Chinese give it to Australian wine producers with both barrels

It looks like Scott Morrison, Marise Payne and their mates have seriously aggravated the Chinese Government.


The Chinese Ministry of Commerce (MOFCOM) today announced the imposition of preliminary anti-dumping tariffs on Australian bottled wine imports. 

The tariffs range from 107% to 212% from Saturday, November 28, 2020.
 
The restriction on Australia’s exports to China will adversely impact the wine sectors of both countries. 

It will also be particularly disappointing for the millions of Chinese consumers who enjoy Australian wine, and the distributors in China who have built relationships with Australian wine businesses. 

Given the size of the tariff, Australian winemakers will now be forced to consider alternative markets for export sales.

This decision will have a significant impact on Australia’s rural and regional economies, particularly in those states most invested in grape growing and winemaking, where the impact on regional employment is likely to be felt most acutely.

“These are preliminary tariffs, and both the anti-dumping and countervailing duties investigations are ongoing” said Tony Battaglene, Chief Executive of Australian Grape &Wine.

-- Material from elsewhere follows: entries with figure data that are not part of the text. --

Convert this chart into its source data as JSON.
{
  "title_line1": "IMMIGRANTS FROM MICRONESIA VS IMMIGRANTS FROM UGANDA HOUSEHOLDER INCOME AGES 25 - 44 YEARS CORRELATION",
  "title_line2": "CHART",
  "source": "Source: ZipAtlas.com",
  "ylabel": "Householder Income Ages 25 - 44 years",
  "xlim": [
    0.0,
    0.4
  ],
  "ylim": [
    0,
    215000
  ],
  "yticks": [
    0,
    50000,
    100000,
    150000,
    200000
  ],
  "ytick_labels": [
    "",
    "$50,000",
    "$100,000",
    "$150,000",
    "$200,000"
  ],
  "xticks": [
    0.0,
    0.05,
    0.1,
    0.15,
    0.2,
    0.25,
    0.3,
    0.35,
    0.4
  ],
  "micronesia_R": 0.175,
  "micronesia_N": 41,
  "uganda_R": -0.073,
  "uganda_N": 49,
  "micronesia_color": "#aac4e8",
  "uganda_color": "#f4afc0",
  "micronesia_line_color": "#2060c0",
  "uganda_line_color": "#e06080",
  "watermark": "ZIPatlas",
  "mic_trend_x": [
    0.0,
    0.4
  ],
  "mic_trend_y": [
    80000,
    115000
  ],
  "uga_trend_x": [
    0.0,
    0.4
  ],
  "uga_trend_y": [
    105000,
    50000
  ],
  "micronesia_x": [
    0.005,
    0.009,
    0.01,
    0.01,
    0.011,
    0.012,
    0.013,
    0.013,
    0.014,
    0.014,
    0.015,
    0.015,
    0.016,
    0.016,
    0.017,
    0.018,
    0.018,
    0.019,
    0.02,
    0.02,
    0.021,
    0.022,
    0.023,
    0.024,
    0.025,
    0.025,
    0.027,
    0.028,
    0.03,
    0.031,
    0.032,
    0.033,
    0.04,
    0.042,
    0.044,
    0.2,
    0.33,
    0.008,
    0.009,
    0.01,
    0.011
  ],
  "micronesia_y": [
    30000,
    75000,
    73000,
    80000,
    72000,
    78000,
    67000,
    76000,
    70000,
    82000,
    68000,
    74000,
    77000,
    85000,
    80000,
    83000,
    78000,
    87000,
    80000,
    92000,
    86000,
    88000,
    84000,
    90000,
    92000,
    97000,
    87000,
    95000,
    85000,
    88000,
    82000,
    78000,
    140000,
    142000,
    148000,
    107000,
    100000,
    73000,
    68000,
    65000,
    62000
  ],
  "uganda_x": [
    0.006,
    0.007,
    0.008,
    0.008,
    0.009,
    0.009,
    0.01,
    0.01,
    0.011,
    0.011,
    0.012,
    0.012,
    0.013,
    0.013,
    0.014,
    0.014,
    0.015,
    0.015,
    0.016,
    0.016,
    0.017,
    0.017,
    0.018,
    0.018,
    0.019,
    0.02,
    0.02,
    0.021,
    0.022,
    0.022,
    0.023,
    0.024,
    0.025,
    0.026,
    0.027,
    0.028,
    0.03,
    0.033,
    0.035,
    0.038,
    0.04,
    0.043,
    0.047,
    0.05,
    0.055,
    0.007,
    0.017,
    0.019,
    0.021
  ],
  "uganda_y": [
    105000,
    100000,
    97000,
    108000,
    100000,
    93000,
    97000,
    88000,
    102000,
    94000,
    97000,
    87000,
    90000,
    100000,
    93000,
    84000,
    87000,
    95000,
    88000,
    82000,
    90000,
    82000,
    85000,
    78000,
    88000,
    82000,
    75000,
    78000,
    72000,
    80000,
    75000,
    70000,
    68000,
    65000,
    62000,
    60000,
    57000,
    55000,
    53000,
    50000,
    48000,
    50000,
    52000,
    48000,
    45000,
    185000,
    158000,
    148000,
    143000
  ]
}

“We continue to stand firm that Australian exporters are not dumping wines in the Chinese market, nor have they received subsidies that have had a negative impact on the Chinese wine industry.

“While we are disappointed with this development, our members will continue to cooperate with MOFCOM as the investigation continues, working towards an outcome that is consistent with the facts of the case, and supports the growth of the wine industry in Australia and China.”